My first second-hand brush with war came with the Falklands and I have to say that for all my dislike of Mrs Thatcher in this she was right; democracy cannot be allowed to fall to dictatorship. One friend sent, another called up from the Territorials and a third missed being on HMS Sheffield when she was sunk only by a delayed train and the speed with which she put out of Portsmouth. Four friends have been navy men another six, of whom three were my lovers, in the army. All saw service in conflict.

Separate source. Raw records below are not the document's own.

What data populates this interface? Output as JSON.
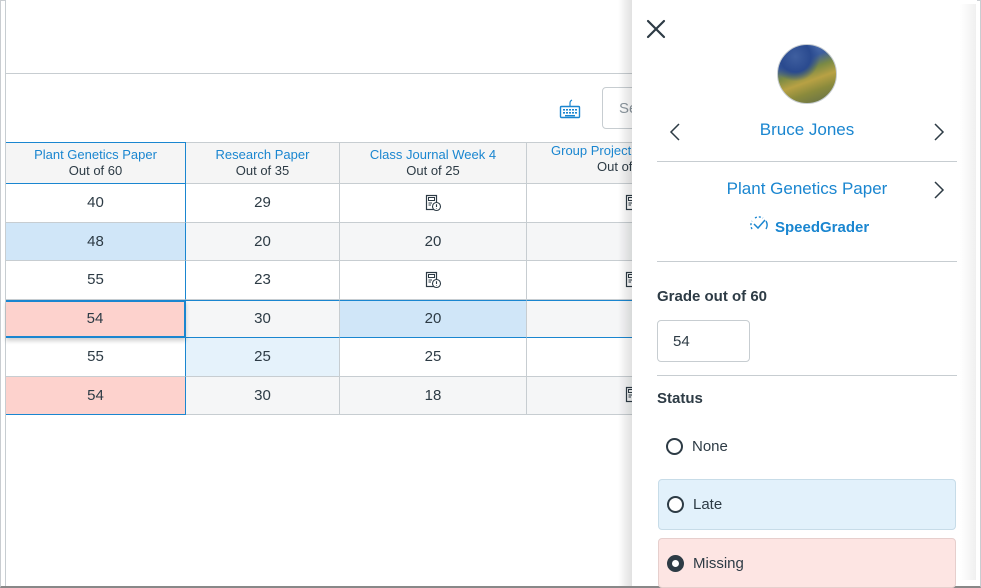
{
  "toolbar": {
    "keyboard_icon": "keyboard-icon",
    "search_placeholder": "Search"
  },
  "grid": {
    "columns": [
      {
        "title": "Plant Genetics Paper",
        "subtitle": "Out of 60"
      },
      {
        "title": "Research Paper",
        "subtitle": "Out of 35"
      },
      {
        "title": "Class Journal Week 4",
        "subtitle": "Out of 25"
      },
      {
        "title": "Group Project",
        "subtitle": "Out of"
      }
    ],
    "rows": [
      {
        "cells": [
          "40",
          "29",
          "",
          ""
        ],
        "icons": [
          null,
          null,
          "submission-icon",
          "submission-icon"
        ],
        "status": [
          null,
          null,
          null,
          null
        ]
      },
      {
        "cells": [
          "48",
          "20",
          "20",
          ""
        ],
        "icons": [
          null,
          null,
          null,
          null
        ],
        "status": [
          "late",
          null,
          null,
          null
        ]
      },
      {
        "cells": [
          "55",
          "23",
          "",
          ""
        ],
        "icons": [
          null,
          null,
          "submission-icon",
          "submission-icon"
        ],
        "status": [
          null,
          null,
          null,
          null
        ]
      },
      {
        "cells": [
          "54",
          "30",
          "20",
          ""
        ],
        "icons": [
          null,
          null,
          null,
          null
        ],
        "status": [
          "missing",
          null,
          "late",
          null
        ]
      },
      {
        "cells": [
          "55",
          "25",
          "25",
          ""
        ],
        "icons": [
          null,
          null,
          null,
          null
        ],
        "status": [
          null,
          "late",
          null,
          null
        ]
      },
      {
        "cells": [
          "54",
          "30",
          "18",
          ""
        ],
        "icons": [
          null,
          null,
          null,
          "submission-icon"
        ],
        "status": [
          "missing",
          null,
          null,
          null
        ]
      }
    ]
  },
  "tray": {
    "close_icon": "close-icon",
    "student_name": "Bruce Jones",
    "assignment_name": "Plant Genetics Paper",
    "speedgrader_label": "SpeedGrader",
    "grade_label": "Grade out of 60",
    "grade_value": "54",
    "status_label": "Status",
    "status_options": [
      {
        "label": "None",
        "checked": false
      },
      {
        "label": "Late",
        "checked": false
      },
      {
        "label": "Missing",
        "checked": true
      }
    ]
  },
  "colors": {
    "accent": "#1a86d0",
    "late_bg": "#d0e6f8",
    "missing_bg": "#fdd2cd",
    "text": "#2d3b45"
  }
}
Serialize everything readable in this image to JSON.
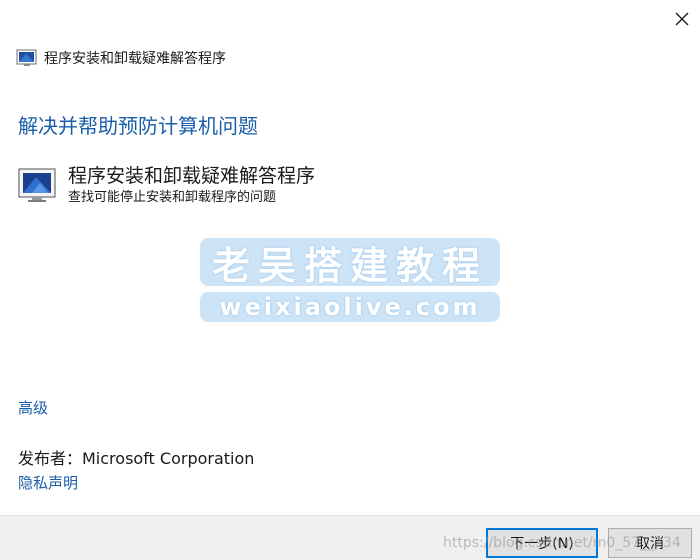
{
  "window": {
    "title": "程序安装和卸载疑难解答程序",
    "close_icon": "close-icon"
  },
  "main": {
    "heading": "解决并帮助预防计算机问题",
    "troubleshooter": {
      "title": "程序安装和卸载疑难解答程序",
      "description": "查找可能停止安装和卸载程序的问题",
      "icon": "troubleshooter-icon"
    },
    "advanced_link": "高级",
    "publisher": "发布者：Microsoft Corporation",
    "privacy_link": "隐私声明"
  },
  "footer": {
    "next_label": "下一步(N)",
    "cancel_label": "取消"
  },
  "watermarks": {
    "line1": "老吴搭建教程",
    "line2": "weixiaolive.com",
    "url": "https://blog.csdn.net/m0_57__134"
  },
  "colors": {
    "link": "#1b5ea8",
    "footer_bg": "#f0f0f0",
    "button_focus_border": "#0078d7"
  }
}
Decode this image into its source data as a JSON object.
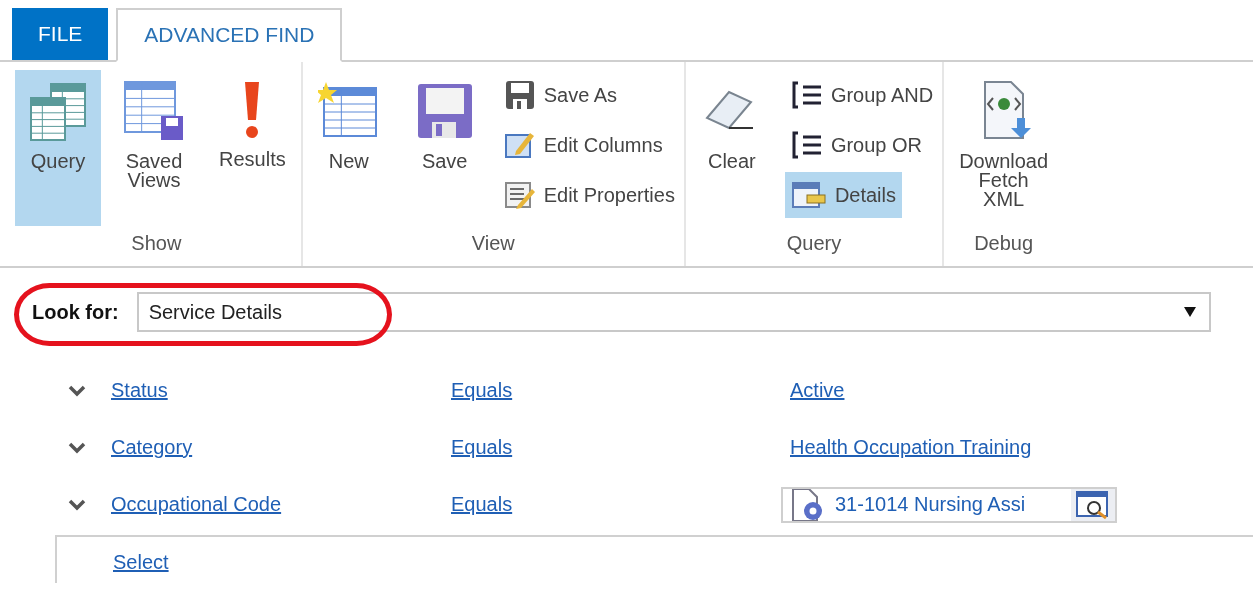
{
  "tabs": [
    {
      "label": "FILE",
      "kind": "file",
      "selected": false
    },
    {
      "label": "ADVANCED FIND",
      "kind": "tab",
      "selected": true
    }
  ],
  "ribbon": {
    "groups": [
      {
        "label": "Show",
        "buttons": [
          {
            "label": "Query",
            "kind": "large",
            "selected": true
          },
          {
            "label": "Saved Views",
            "kind": "large",
            "selected": false
          },
          {
            "label": "Results",
            "kind": "large",
            "selected": false
          }
        ]
      },
      {
        "label": "View",
        "buttons": [
          {
            "label": "New",
            "kind": "large",
            "selected": false
          },
          {
            "label": "Save",
            "kind": "large",
            "selected": false
          },
          {
            "label": "Save As",
            "kind": "small",
            "selected": false
          },
          {
            "label": "Edit Columns",
            "kind": "small",
            "selected": false
          },
          {
            "label": "Edit Properties",
            "kind": "small",
            "selected": false
          }
        ]
      },
      {
        "label": "Query",
        "buttons": [
          {
            "label": "Clear",
            "kind": "large",
            "selected": false
          },
          {
            "label": "Group AND",
            "kind": "small",
            "selected": false
          },
          {
            "label": "Group OR",
            "kind": "small",
            "selected": false
          },
          {
            "label": "Details",
            "kind": "small",
            "selected": true
          }
        ]
      },
      {
        "label": "Debug",
        "buttons": [
          {
            "label": "Download Fetch XML",
            "kind": "large",
            "selected": false
          }
        ]
      }
    ]
  },
  "look_for": {
    "label": "Look for:",
    "value": "Service Details"
  },
  "conditions": [
    {
      "field": "Status",
      "operator": "Equals",
      "value": "Active",
      "kind": "link"
    },
    {
      "field": "Category",
      "operator": "Equals",
      "value": "Health Occupation Training",
      "kind": "link"
    },
    {
      "field": "Occupational Code",
      "operator": "Equals",
      "value": "31-1014 Nursing Assi",
      "kind": "lookup"
    }
  ],
  "select_link": "Select"
}
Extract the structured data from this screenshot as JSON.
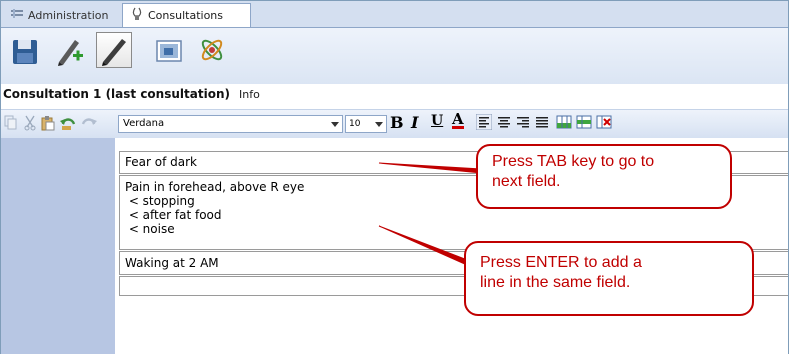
{
  "tabs": [
    {
      "label": "Administration",
      "icon": "admin-icon"
    },
    {
      "label": "Consultations",
      "icon": "consultations-icon",
      "active": true
    }
  ],
  "toolbar": {
    "buttons": [
      "save-icon",
      "new-consultation-icon",
      "edit-pen-icon",
      "image-icon",
      "remedy-icon"
    ],
    "selected": "edit-pen-icon"
  },
  "consultation": {
    "title": "Consultation 1 (last consultation)",
    "info_tab": "Info"
  },
  "format_toolbar": {
    "font_family": "Verdana",
    "font_size": "10",
    "bold": "B",
    "italic": "I",
    "underline": "U",
    "font_color": "A",
    "font_color_hex": "#d00000"
  },
  "fields": [
    {
      "lines": [
        "Fear of dark"
      ]
    },
    {
      "lines": [
        "Pain in forehead, above R eye",
        " < stopping",
        " < after fat food",
        " < noise"
      ]
    },
    {
      "lines": [
        "Waking at 2 AM"
      ]
    },
    {
      "lines": [
        ""
      ]
    }
  ],
  "callouts": {
    "tab": {
      "line1": "Press TAB key to go to",
      "line2": "next field."
    },
    "enter": {
      "line1": "Press ENTER to add a",
      "line2": "line in the same field."
    }
  },
  "colors": {
    "accent": "#c00000",
    "panel": "#b7c6e3",
    "toolbar": "#dbe5f4"
  }
}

This day brings other, connected memories too. One of the most beautiful from some years ago I happened to be in Cambridge and went to the American WWII Cemetery (http://www.roll-of-honour.com/Cambridge ... etery.html) at Maddingly on the edge of the city. It was one of those cold days without a cloud in the sky and in the chapel the strong winter sun shone through the stained glass that depicts the badges of the States. It was beautiful beyond description and something I cannot attempt to repeat for fear of spoiling the memory.
There will always be arguments to be had about the politics and morality of wars.
But always honour those who serve. As so many Cenotaphs stand carved with the injunction "lest we forget."